John Guillebaud

Programme and Topics
Your Learning Agenda:

This will be a thorough update of Topical Issues in Family Planning. Here are some cryptic quotes and themes – all to be amplified and explained on the day

HORMONAL CONTRACEPTIVES: combined and progestogen-only
The standard 21/7 combined oral contraceptive (COC) Pill is outdated; it should now be “history”.
Withdrawal bleeds on the COC have no known health benefits; indeed, menstruation is obsolete.
Migraine aura, according to Prof Anne MacGregor, can be diagnosed by asking the woman to describe what happens in her eyes before her headaches start, and then watching how she moves her hands.
– Q: How might you risk being sued if using norethisterone (NET) 5 mg tds to postpone period(s)?
– A: Only if you did not assess the relevance of NET’s metabolism in your patient’s case and she were to suffer a severe thromboembolic event.

– Q: How might you be sued for prescribing the COC to a well-controlled woman with epilepsy?
– A: If, being on lamotrigine, she has a seizure as a result – and is a taxi-driver.

– What, essentially, are the old-style POPs?
– They are “barrier methods that you swallow”.

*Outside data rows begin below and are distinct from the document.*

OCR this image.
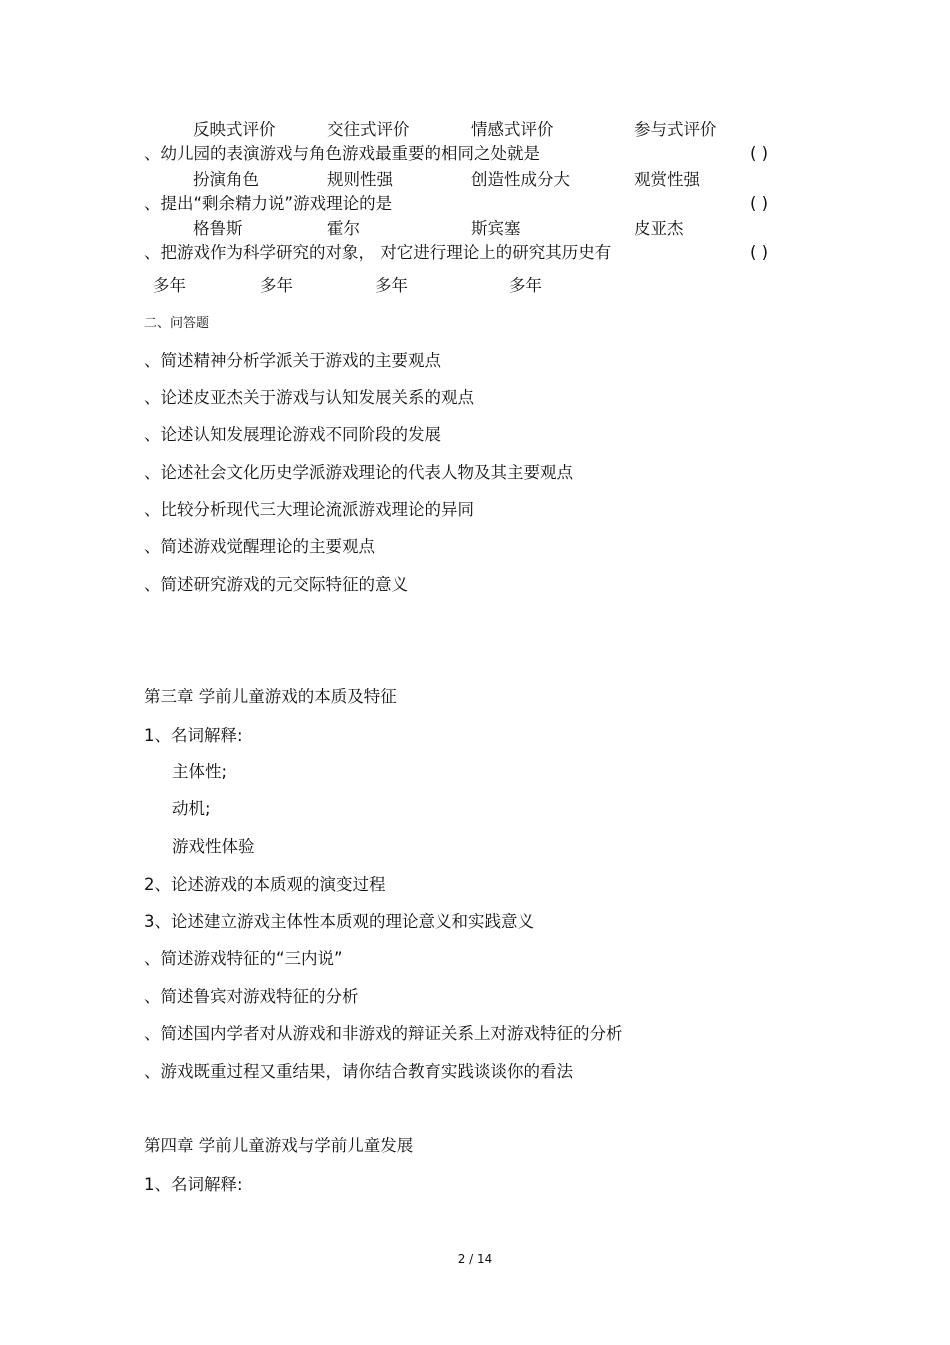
反映式评价	交往式评价	情感式评价	参与式评价
、幼儿园的表演游戏与角色游戏最重要的相同之处就是	( )
扮演角色	规则性强	创造性成分大	观赏性强
、提出“剩余精力说”游戏理论的是	( )
格鲁斯	霍尔	斯宾塞	皮亚杰
、把游戏作为科学研究的对象， 对它进行理论上的研究其历史有	( )
多年	多年	多年	多年
二、问答题
、简述精神分析学派关于游戏的主要观点
、论述皮亚杰关于游戏与认知发展关系的观点
、论述认知发展理论游戏不同阶段的发展
、论述社会文化历史学派游戏理论的代表人物及其主要观点
、比较分析现代三大理论流派游戏理论的异同
、简述游戏觉醒理论的主要观点
、简述研究游戏的元交际特征的意义
第三章 学前儿童游戏的本质及特征
1、名词解释:
主体性;
动机;
游戏性体验
2、论述游戏的本质观的演变过程
3、论述建立游戏主体性本质观的理论意义和实践意义
、简述游戏特征的“三内说”
、简述鲁宾对游戏特征的分析
、简述国内学者对从游戏和非游戏的辩证关系上对游戏特征的分析
、游戏既重过程又重结果，请你结合教育实践谈谈你的看法
第四章 学前儿童游戏与学前儿童发展
1、名词解释:
2 / 14
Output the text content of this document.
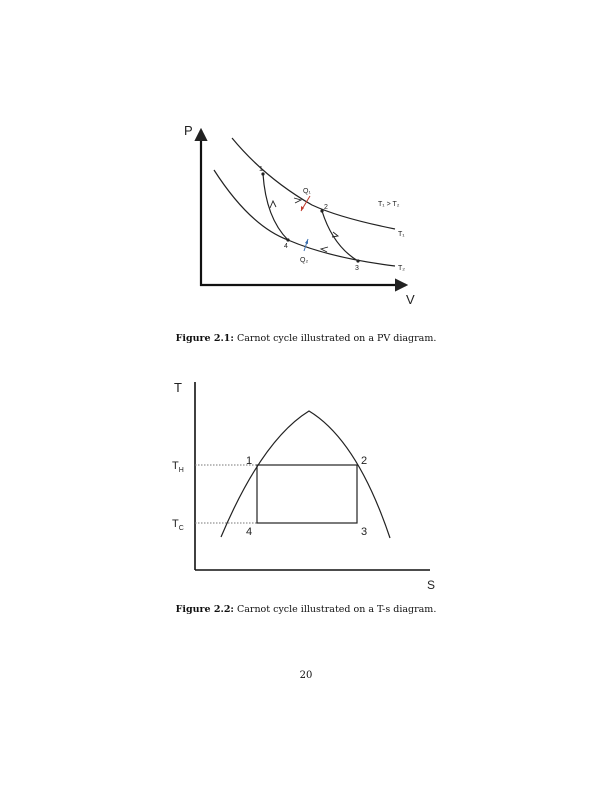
P
V
1
2
3
4
Q₁
Q₂
T₁ > T₂
T₁
T₂
Figure 2.1: Carnot cycle illustrated on a PV diagram.
T
S
$T_H$
$T_C$
1	2
3
4
Figure 2.2: Carnot cycle illustrated on a T-s diagram.
20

LONG-ACTING REVERSIBLE CONTRACEPTIVES (LARCS – implants, injectables & intrauterine contraceptives)
LARCs are almost never not the most effective contraceptives – for teenagers or older couples, educated or uneducated, developing or developed countries.
In assessing ‘breakthrough bleeding’ (BTB) in users of hormonal contraception, all the causes to be considered begin with the letter “D”….
IUCs, are probably the best of the best among LARCs. Wrongly accused of much, it’s a myth they should usually be avoided by nulliparae.
IUCs tend to make female sterilization “yesterday’s method”: banded Cu IUDs and IUSs both have similar efficacy to it, yet with reversibility.
Might the word ‘coil’ tend to scare off potential users? It sounds like something mechanical that the doctor or nurse has to screw into you… There are ‘Practical tips’ to make insertions more comfortable.
– Q to teens in a Focus Group: who should supply your contraception?
– A: “someone with a SMILE would be your best bet!”

– Q: Given that exogenous hormones mask the menopause, can one even so establish loss of fertility?
– A: Yes, three helpful protocols will be explained (Plans A, B and C).


Most methods need no routine follow-ups: put the money saved from those unnecessary visits into an effective “Open House” policy.

– Q: What to do about starting a method when there is no LMP?
– A: Use the “Proving not Pregnant Protocol”.

You need a good reason not to “Quick-start” or “Bridge” hormonal contraceptives. It should be the new norm NOT to delay till the next period.
Emergency contraception by copper is an order of magnitude more effective than any “morning after pill” – annoyingly, as it’s so much less convenient for both parties.
JG’s variant of the WHO Eligibility Scale [= UKMEC 1, 2, 3 or 4], as applied to various conditions:
A for ‘Always usable’;
B for ‘Broadly usable’;
C for ‘Cautiously usable’ (an alternative would be better, so special Counselling pre-use);
D for ‘Don’t use’.

“EGRYPURB” is JG’s acronym to ensure unlicensed use of licensed products, where indicated by good evidence, is done in a fully GMC-approved way.
“Most accidents are caused by humans – AND an awful lot of humans are still caused by accidents!”
The future of contraception? “Would a male pill make a vas deferens?”